An inert gas, such as Argon, is often used to quickly cool the treated metals back to non-metallurgical levels (below 400 F) after the desired process in the furnace. This inert gas can be pressurized to two times atmosphere or more, then circulated through the hot zone area to pick up heat before passing through a heat exchanger to remove heat. This process continues until the desired temperature is reached.

==Common uses==

Vacuum furnaces are used in a wide range of applications in both production industries and research laboratories. For example, a low-temperature vacuum oven can be used for drying biomass much more efficiently than drying alone. Similarly, microwave-vacuum drying has shown potential for drying foods like cranberries.

At temperatures below 1200 °C, a vacuum furnace is commonly used for the heat treatment of steel alloys. Many general heat treating applications involve the hardening and tempering of a steel part to make it strong and tough through service. Hardening involves heating the steel to a predetermined temperature, then cooling it rapidly in water, oil or suitable medium.

A further application for vacuum furnaces is Vacuum Carburizing also known as Low Pressure Carburizing or LPC. In this process, a gas (such as acetylene) is introduced as a partial pressure into the hot zone at temperatures typically between 1600 and 1950 F. The gas disassociates into its constituent elements (in this case carbon and hydrogen). The carbon is then diffused into the surface area of the part. This function is typically repeated, varying the duration of gas input and diffusion time. Once the workload is properly "cased", the metal is quenched using oil or high pressure gas (HPGQ). For HPGQ, nitrogen or, for faster quench helium, is commonly used. This process is also known as case hardening.

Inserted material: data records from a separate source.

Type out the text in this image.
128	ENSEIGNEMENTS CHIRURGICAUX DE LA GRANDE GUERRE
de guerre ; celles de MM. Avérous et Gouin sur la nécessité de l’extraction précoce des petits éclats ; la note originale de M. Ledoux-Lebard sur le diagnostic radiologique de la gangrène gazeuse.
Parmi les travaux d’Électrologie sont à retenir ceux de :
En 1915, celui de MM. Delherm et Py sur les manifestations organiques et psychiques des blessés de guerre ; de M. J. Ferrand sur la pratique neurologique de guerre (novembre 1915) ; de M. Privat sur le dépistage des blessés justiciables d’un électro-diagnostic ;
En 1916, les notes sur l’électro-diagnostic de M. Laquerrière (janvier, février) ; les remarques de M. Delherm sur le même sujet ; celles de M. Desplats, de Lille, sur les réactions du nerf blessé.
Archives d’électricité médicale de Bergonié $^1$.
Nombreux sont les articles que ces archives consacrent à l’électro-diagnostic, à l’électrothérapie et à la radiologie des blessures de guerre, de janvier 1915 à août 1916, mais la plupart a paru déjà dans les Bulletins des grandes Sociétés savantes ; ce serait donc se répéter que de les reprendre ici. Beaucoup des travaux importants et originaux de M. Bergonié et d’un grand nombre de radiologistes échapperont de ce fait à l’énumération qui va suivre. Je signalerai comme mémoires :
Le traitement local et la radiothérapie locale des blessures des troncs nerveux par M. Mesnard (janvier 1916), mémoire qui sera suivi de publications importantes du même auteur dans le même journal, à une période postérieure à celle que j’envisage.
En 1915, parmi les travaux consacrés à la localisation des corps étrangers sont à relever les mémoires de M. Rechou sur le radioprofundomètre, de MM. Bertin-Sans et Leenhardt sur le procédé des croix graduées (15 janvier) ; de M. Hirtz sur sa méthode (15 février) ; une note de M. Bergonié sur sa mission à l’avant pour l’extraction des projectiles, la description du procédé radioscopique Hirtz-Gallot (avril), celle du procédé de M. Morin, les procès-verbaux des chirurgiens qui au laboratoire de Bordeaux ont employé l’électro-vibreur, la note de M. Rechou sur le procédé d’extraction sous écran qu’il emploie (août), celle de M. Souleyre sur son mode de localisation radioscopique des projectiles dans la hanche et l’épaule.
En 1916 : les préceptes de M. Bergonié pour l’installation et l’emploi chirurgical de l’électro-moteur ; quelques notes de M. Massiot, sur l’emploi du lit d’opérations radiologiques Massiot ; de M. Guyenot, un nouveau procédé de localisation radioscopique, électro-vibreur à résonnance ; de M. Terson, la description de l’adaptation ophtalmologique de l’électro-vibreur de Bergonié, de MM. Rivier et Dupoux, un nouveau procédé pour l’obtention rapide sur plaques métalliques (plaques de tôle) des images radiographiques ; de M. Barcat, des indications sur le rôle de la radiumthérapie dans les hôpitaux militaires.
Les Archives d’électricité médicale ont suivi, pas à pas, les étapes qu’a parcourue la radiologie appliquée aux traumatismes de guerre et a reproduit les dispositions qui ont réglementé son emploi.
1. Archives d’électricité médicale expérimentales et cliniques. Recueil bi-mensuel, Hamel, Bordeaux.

Another low temperature application of vacuum furnaces is debinding, a process for the removal of binders. Heat is applied under a vacuum in a sealed chamber, melting or vaporizing the binder from the aggregate. The binder is evacuated by the pumping system and collected or purged downstream. The material with a higher melting point is left behind in a purified state and can be further processed.

Vacuum furnaces capable of temperatures above 1200 °C are used in various industry sectors such as electronics, medical, crystal growth, energy and artificial gems. The processing of high temperature materials, both of metals and nonmetals, in a vacuum environment allows annealing, brazing, purification, sintering and other processes to take place in a controlled manner.